Yeğenine tecavüz edip hamile bırakan imam: “Rızam dışında ilişkiye girmiş”
* “Dayım ile anneannemin yaşadığı köye gittik. Akşam saatlerinde köyde hasta olan birini ziyaret için anneannem, annem, dayım, yengem ve 3 çocuğu evden ayrıldı. Ben tek kaldım. Yarım saat sonra dayım eve geldi. Televizyon izlerken odaya gelen dayım battaniyeyi yüzüme kapatarak tecavüz etti. ‘Bu yaşadıklarını kimseye anlatmayacaksın. Anlatırsan seni öldürürüm, yaşatmam. Zaten kimse sana inanmaz ben imam olduğum için herkes bana inanacaktır. En sonunda sen suçlu çıkarsın’ deyip çıktı. O an korktuğum için kimseye birşey diyemedim. Malazgirt’ten sürekli Erzurum’a gelip benimle yalnız kaldığında şikayet etmemen konusunda tehditlerine devam etti. Hareketlerim ve duygusal durumum nedeniyle ailem sebebini sormaya başladı. Dayanamayıp anneme ve ablama anlattım. Hastaneye gittik ve 6 aylık hamile olduğumu öğrendim. Yasal süreyi geçirdiğimiz için kürtaj olamadım. Mayıs ayında doğum yaptım ve bebeği Sevgi Evleri Çocuk Yurdu’na bıraktım. Öz dayımdan şikayetçiyim ve en ağır şekilde cezalandırılmasını istiyorum.”

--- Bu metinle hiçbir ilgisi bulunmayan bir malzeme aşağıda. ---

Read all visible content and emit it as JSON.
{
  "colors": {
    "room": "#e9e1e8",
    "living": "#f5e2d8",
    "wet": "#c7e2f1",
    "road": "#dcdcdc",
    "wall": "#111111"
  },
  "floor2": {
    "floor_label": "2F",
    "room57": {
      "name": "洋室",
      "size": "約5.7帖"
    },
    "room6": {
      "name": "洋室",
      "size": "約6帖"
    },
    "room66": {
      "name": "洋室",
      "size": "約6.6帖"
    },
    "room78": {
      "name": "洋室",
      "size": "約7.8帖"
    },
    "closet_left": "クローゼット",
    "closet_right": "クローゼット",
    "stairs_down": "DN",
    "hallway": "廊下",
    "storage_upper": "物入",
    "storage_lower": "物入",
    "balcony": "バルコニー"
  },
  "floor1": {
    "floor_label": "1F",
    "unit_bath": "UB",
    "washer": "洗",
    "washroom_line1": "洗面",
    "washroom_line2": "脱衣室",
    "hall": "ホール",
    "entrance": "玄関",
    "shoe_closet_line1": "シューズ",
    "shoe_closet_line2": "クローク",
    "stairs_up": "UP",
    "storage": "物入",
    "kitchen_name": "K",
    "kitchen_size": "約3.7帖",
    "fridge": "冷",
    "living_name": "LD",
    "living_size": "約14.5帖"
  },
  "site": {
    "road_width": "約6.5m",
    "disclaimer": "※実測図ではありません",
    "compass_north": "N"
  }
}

İMAM DAYI BEBEĞİN %99.99 BABASI ÇIKTI
Hakkında şikayet olduğunu öğrenen dayı A.İ., Malazgirt Müftülüğü’ne dilekçe vererek görevinden istifa etti. Telefonlarını kapatan tecavüzcü imam ortadan kayboldu. A.İ.’nin Malazgirt’teki kurum amirinin bilgisine başvuran polisler, İlçe Müftüsü’nün duyumunu tutanak altına aldı. A.İ.’nin Malazgirt’ten ayrılırken “Erzurum’a gidip, tüm herkesi öldüreceğim” dediği iddia edildi.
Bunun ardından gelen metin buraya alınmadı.